Pourtant, en 2010, quand il en a parlé pour la première fois lors d’une réunion, après deux années de recherche intensive pour trouver une solution au problème d’accessibilité des docteurs, les médecins l’ont regardé comme s’il en avait « fumé du bon ».

«Certains étaient même très sceptiques et ne voulaient surtout pas se faire dire comment pratiquer la médecine après 25 ans de métier », se souvient-il. À ceux-là, aujourd’hui, lors des formations, il répond en paraphrasant Einstein: « Insanity is keeping doing the same thing the same way and expecting things to change (1).»

« Consacrer l’essentiel du temps à des rendez-vous de routine n’est pas la meilleure manière d’utiliser l’expertise des médecins, croit Damien Contandriopoulos, chercheur à l’Institut de recherche en santé publique de l’Université de Montréal et professeur titulaire à la faculté des sciences infirmières de la même université. L’accès adapté permet heureusement de changer la dynamique et fait en sorte que le patient peut voir son médecin  quand il est malade. C’est un changement très désirable. »

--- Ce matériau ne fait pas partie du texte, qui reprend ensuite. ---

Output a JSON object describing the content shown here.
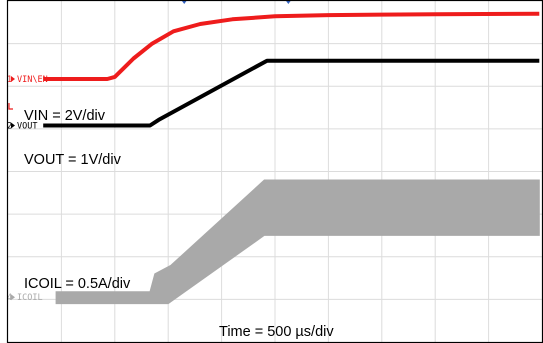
{
  "chart_data": {
    "type": "line",
    "grid": true,
    "divisions": {
      "x": 10,
      "y": 8
    },
    "timebase": "Time = 500 µs/div",
    "scale_labels": [
      {
        "channel": "VIN\\EN",
        "text": "VIN = 2V/div"
      },
      {
        "channel": "VOUT",
        "text": "VOUT = 1V/div"
      },
      {
        "channel": "ICOIL",
        "text": "ICOIL = 0.5A/div"
      }
    ],
    "x_unit": "div",
    "y_unit": "div",
    "series": [
      {
        "channel": "VIN\\EN",
        "marker": "1",
        "color": "#ee1c1c",
        "points": [
          [
            0.66,
            6.17
          ],
          [
            1.86,
            6.17
          ],
          [
            2.0,
            6.22
          ],
          [
            2.35,
            6.65
          ],
          [
            2.7,
            7.0
          ],
          [
            3.1,
            7.29
          ],
          [
            3.6,
            7.46
          ],
          [
            4.2,
            7.57
          ],
          [
            5.0,
            7.64
          ],
          [
            6.0,
            7.67
          ],
          [
            7.0,
            7.68
          ],
          [
            8.0,
            7.69
          ],
          [
            9.95,
            7.7
          ]
        ]
      },
      {
        "channel": "VOUT",
        "marker": "2",
        "color": "#000000",
        "points": [
          [
            0.66,
            5.08
          ],
          [
            2.66,
            5.08
          ],
          [
            2.82,
            5.21
          ],
          [
            4.85,
            6.6
          ],
          [
            9.95,
            6.6
          ]
        ]
      },
      {
        "channel": "ICOIL",
        "marker": "4",
        "color": "#a9a9a9",
        "lower": [
          [
            0.9,
            0.9
          ],
          [
            2.7,
            0.9
          ],
          [
            3.0,
            0.9
          ],
          [
            4.8,
            2.5
          ],
          [
            9.95,
            2.5
          ]
        ],
        "upper": [
          [
            0.9,
            1.18
          ],
          [
            2.66,
            1.18
          ],
          [
            2.75,
            1.6
          ],
          [
            3.05,
            1.8
          ],
          [
            4.8,
            3.8
          ],
          [
            9.95,
            3.8
          ]
        ]
      }
    ]
  }
}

D’OÙ VIENT L’ACCÈS ADAPTÉ ?

Que des patients disent : « J’ai un médecin de famille, mais je ne suis pas capable de le voir », c’est gênant pour la communauté médicale. Dès 2008, cet embarras a poussé Serge Dulude et son équipe à chercher une façon différente de faire les choses. Puis un jour de 2010, bingo!

Il tombe alors sur les travaux du docteur américain Mark Murray, un « gourou » de l’accès adapté. Son modèle est expliqué dans un article paru en 2003 dans le Journal of American Medical Association : « Advanced Access : reducing waiting and delays in primary care.» Des médecins américains, puis albertains, entre autres, migrent peu à peu vers l’accès adapté. Le Québec teste quant à lui cette approche depuis 2012. Des chercheurs observent en effet de près ce qui se passe dans une dizaine de cliniques et publient périodiquement leurs résultats dans des revues professionnelles, comme Le Médecin du Québec.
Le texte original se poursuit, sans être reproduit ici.